Avian influenza: am I at risk?
Q: Avian influenza: am I at risk?
A: The risk of avian influenza to humans is almost entirely confined to those who have had close contact with infected domestic poultry. For people who have no contact with domestic or wild birds the risk is almost non-existent.
To date, most human cases of avian influenza have occurred in rural or periurban areas where many households keep small poultry flocks, which often roam freely, sometimes entering homes or sharing outdoor areas where children play. As infected birds shed large quantities of the virus in their faeces, opportunities for exposure to infected droppings or to environments contaminated by the virus are abundant under such conditions. Exposure is considered most likely during slaughter, defeathering, butchering, and preparation of poultry for cooking. In view of recent experiences in Asia and Turkey, it is particularly important for children to understand why they must not touch ill or dead poultry or wild birds, and why any such finding should be reported immediately.
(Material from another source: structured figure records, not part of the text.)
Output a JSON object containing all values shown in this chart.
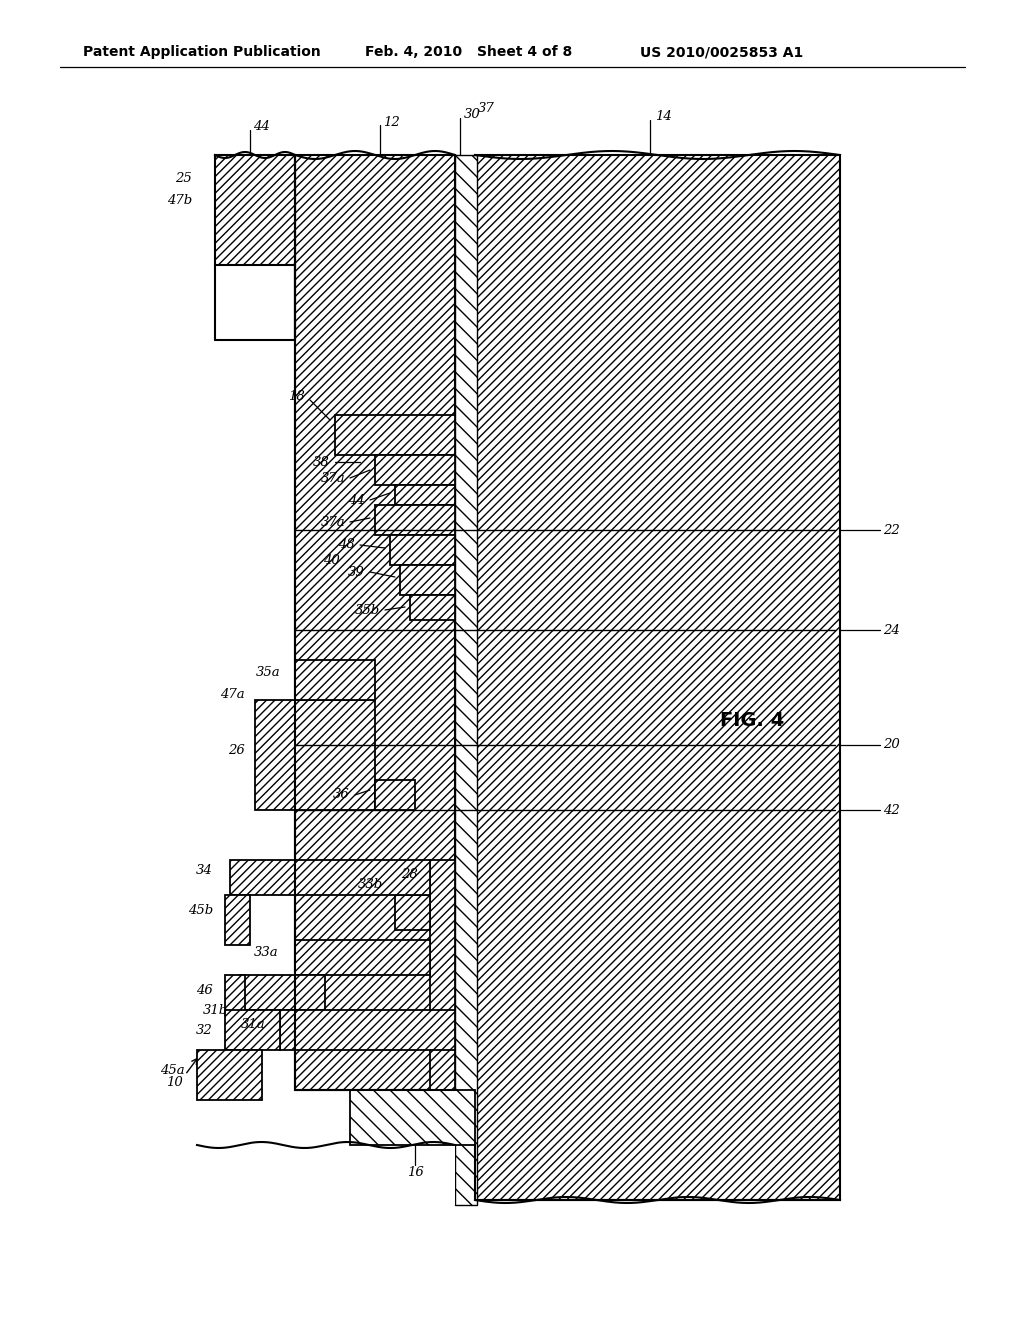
{
  "bg_color": "#ffffff",
  "header_text": "Patent Application Publication",
  "header_date": "Feb. 4, 2010",
  "header_sheet": "Sheet 4 of 8",
  "header_patent": "US 2010/0025853 A1",
  "fig_label": "FIG. 4"
}
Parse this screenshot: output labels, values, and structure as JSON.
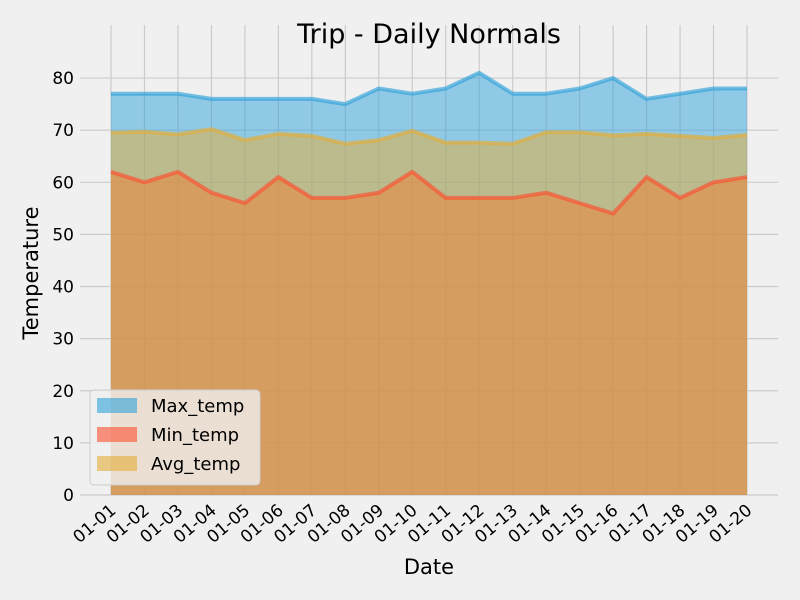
{
  "chart_data": {
    "type": "area",
    "title": "Trip - Daily Normals",
    "xlabel": "Date",
    "ylabel": "Temperature",
    "categories": [
      "01-01",
      "01-02",
      "01-03",
      "01-04",
      "01-05",
      "01-06",
      "01-07",
      "01-08",
      "01-09",
      "01-10",
      "01-11",
      "01-12",
      "01-13",
      "01-14",
      "01-15",
      "01-16",
      "01-17",
      "01-18",
      "01-19",
      "01-20"
    ],
    "ylim": [
      0,
      85
    ],
    "yticks": [
      0,
      10,
      20,
      30,
      40,
      50,
      60,
      70,
      80
    ],
    "grid": true,
    "stacked": false,
    "legend_position": "lower-left",
    "series": [
      {
        "name": "Max_temp",
        "color": "#30a2da",
        "values": [
          77,
          77,
          77,
          76,
          76,
          76,
          76,
          75,
          78,
          77,
          78,
          81,
          77,
          77,
          78,
          80,
          76,
          77,
          78,
          78
        ]
      },
      {
        "name": "Min_temp",
        "color": "#fc4f30",
        "values": [
          62,
          60,
          62,
          58,
          56,
          61,
          57,
          57,
          58,
          62,
          57,
          57,
          57,
          58,
          56,
          54,
          61,
          57,
          60,
          61
        ]
      },
      {
        "name": "Avg_temp",
        "color": "#e5ae38",
        "values": [
          69.5,
          69.7,
          69.2,
          70.2,
          68.1,
          69.3,
          68.9,
          67.4,
          68.1,
          69.9,
          67.6,
          67.6,
          67.4,
          69.6,
          69.6,
          69.0,
          69.3,
          68.9,
          68.5,
          69.1
        ]
      }
    ]
  }
}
Poultry and poultry products should be properly cooked and handled during food preparation. Normal temperatures used for cooking (70ºC in all parts of the food) will kill the virus. Consumers need to be sure that all parts of the poultry are fully cooked (no “pink” parts) and that eggs, too, are properly cooked (no “runny” yolks).
There is concern that the virus – if given enough opportunities – will change into a form that is highly infectious for humans and spreads easily from person to person, but this has yet to occur.
WHO is currently investigating the latest influenza outbreaks in Turkey. Initial investigation has found no evidence that the virus has increased in its transmissibility or is spreading from person to person.